Sungai Citarum adalah sungai besar yang mengalir di Propinsi Jawa Barat dan merupakan sumber air yang sangat penting bagi masyarakat Jawa Barat. Untuk memanfaatkan potensi air sungai Citarum ini dibangun waduk kaskade Citarum yaitu Waduk Saguling, Cirata dan Waduk Djuanda/Jatiluhur.
Waduk Saguling dan waduk Cirata merupakan waduk single‐purpose dan dikelola oleh pihak PLN dengan orientasi pemaksimalan produksi energi sebagai salah satu sumber utama pembangkitan listrik Jawa‐Bali. Waduk Djuanda merupakan waduk multi‐purpose dan dikelola oleh Perum Jasa Tirta II dengan orientasi pemaksimalan produksi air baku untuk irigasi dan keperluan lainnya.

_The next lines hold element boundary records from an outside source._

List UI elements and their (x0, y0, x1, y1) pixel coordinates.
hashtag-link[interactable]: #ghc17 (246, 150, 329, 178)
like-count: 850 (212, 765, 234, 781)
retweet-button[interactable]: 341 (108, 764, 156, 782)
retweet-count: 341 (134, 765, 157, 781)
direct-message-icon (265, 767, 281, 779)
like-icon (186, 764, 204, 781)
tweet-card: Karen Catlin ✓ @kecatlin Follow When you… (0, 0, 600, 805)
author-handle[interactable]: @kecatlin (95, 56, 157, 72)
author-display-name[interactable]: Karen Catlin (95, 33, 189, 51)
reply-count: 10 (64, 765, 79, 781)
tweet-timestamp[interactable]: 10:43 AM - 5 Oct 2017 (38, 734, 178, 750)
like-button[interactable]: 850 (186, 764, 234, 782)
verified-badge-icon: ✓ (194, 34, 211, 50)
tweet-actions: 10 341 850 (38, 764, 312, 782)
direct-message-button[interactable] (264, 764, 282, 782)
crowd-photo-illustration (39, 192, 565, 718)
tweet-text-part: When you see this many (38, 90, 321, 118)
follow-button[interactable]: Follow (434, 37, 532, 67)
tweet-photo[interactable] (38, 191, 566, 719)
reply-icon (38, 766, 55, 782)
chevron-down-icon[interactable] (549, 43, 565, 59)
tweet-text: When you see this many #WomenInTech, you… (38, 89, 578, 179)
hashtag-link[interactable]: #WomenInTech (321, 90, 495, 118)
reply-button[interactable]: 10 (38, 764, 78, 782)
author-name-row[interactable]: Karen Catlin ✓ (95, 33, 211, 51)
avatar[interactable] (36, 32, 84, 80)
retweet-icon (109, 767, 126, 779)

Perkembangan jumlah penduduk dan meluasnya kawasan pemukiman dan industri ditambah konflik kepentingan yang disebabkan perbedaan orientasi yang digunakan oleh masing‐masing manajemen waduk penyusun sistem waduk kaskade Citarum mengakibatkan produksi akan air baku dan energi tidak mencukupi kebutuhan yang ada. Oleh karena itu diperlukan rencana alokasi air yang dapat memberikan produksi air baku dan energi yang berimbang sehingga kekurangan produksi dapat diminimalkan.
Berdasarkan apa yang telah dipelajari penulis dalam program studi magister RMI ITB, pengembangan rencana alokasi air baku dengan berdasarkan metode AHP (Analythical Hierarchi Process) dapat digunakan sebagai alternatif perencanaan alokasi air baku eksisting dan diharapkan dapat memberikan hasil yang lebih baik.

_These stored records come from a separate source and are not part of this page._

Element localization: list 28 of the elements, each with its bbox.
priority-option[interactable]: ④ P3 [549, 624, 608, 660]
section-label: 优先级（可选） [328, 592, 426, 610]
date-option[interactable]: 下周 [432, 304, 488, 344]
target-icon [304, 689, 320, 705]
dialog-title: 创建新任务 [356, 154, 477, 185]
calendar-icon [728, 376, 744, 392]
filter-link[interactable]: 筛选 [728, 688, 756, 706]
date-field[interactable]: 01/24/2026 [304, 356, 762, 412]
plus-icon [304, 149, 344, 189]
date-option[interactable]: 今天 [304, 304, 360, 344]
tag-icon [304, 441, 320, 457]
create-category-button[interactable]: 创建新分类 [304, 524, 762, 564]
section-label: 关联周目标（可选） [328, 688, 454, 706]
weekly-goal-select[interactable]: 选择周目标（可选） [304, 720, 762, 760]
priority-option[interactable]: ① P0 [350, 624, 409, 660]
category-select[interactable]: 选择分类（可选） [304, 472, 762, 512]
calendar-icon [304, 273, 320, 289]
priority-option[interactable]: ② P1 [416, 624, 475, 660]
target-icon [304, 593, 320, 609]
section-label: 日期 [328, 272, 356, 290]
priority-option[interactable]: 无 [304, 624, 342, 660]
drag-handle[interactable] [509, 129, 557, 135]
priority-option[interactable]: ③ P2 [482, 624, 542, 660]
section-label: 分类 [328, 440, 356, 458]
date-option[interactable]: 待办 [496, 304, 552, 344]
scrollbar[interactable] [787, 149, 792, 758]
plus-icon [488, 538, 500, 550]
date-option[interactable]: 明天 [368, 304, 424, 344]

Konsep utama pengembangan rencana dan aktual alokasi air baku berdasarkan metode AHP adalah pertama‐tama dilakukan kajian pada rencana alokasi air baku eksisting untuk lebih memahami konsep alokasi air yang digunakan pada waduk kaskade Citarum. Rencana alokasi air baku yang dikaji adalah rencana alokasi air baku tahun 2008 dengan ketersediaan tahun kering karena data yang diperlukan sudah lengkap sehingga trade‐off lebih mudah terlihat.
Setelah dilakukan kajian kemudian dilakukan survey dan wawancara pada pihak yang berkepentingan dalam perencanaan alokasi air waduk Citarum untuk mendapatkan nilai trade‐off produksi air baku dan energi yang paling optimal bagi pihak pengelola. Hasil survey kemudian dimasukkan ke dalam program Expert Choice dan nilai trade‐off yang didapat kemudian dimasukkan dalam model trade‐off waduk kaskade Citarum yang telah terlebih dahulu dikembangkan oleh Azmeri ST., MT., untuk mendapatkan rencana alokasi air baku yang baru.
Hasil alokasi air baku rencana berbasis AHP ini kemudian dibandingkan dengan alokasi rencana eksisting untuk melihat perbaikan produksi air baku dan energi yang ada.
Perbaikan rencana bulanan dilakukan dengan membandingkan grafik volume rencana alokasi air baku eksisting dengan rencana alokasi air baku AHP. Sementara perbaikan produksi air baku dan energi dapat dilihat dengan memplotkan shortage yang terjadi pada masing‐masing rencana kemudian dilakukan analisis berdasarkan hasil perbaikan produksi tersebut.
Untuk lebih lengkapnya, juga dilakukan penyusunan rencana alokasi dengan orientasi pemaksimalan energi dan air baku yang juga dibandingkan dan dianalisis dengan rencana alokasi AHP ini.
Dari hasil analisis dapat disimpulkan bahwa pengembangan rencana alokasi air baku berdasarkan metode AHP lebih baik daripada rencana alokasi air baku eksisting. Hal ini karena rencana alokasi air baku berdasarkan metode AHP lebih dapat mewakili keinginan pihak manajemen pengelola alokasi air baku Citarum. Perbaikan produksi air baku dan energi tentunya diharapkan dapat membantu meminimalkan krisis air baku dan energi yang terjadi terutama pada tahun‐tahun yang akan datang.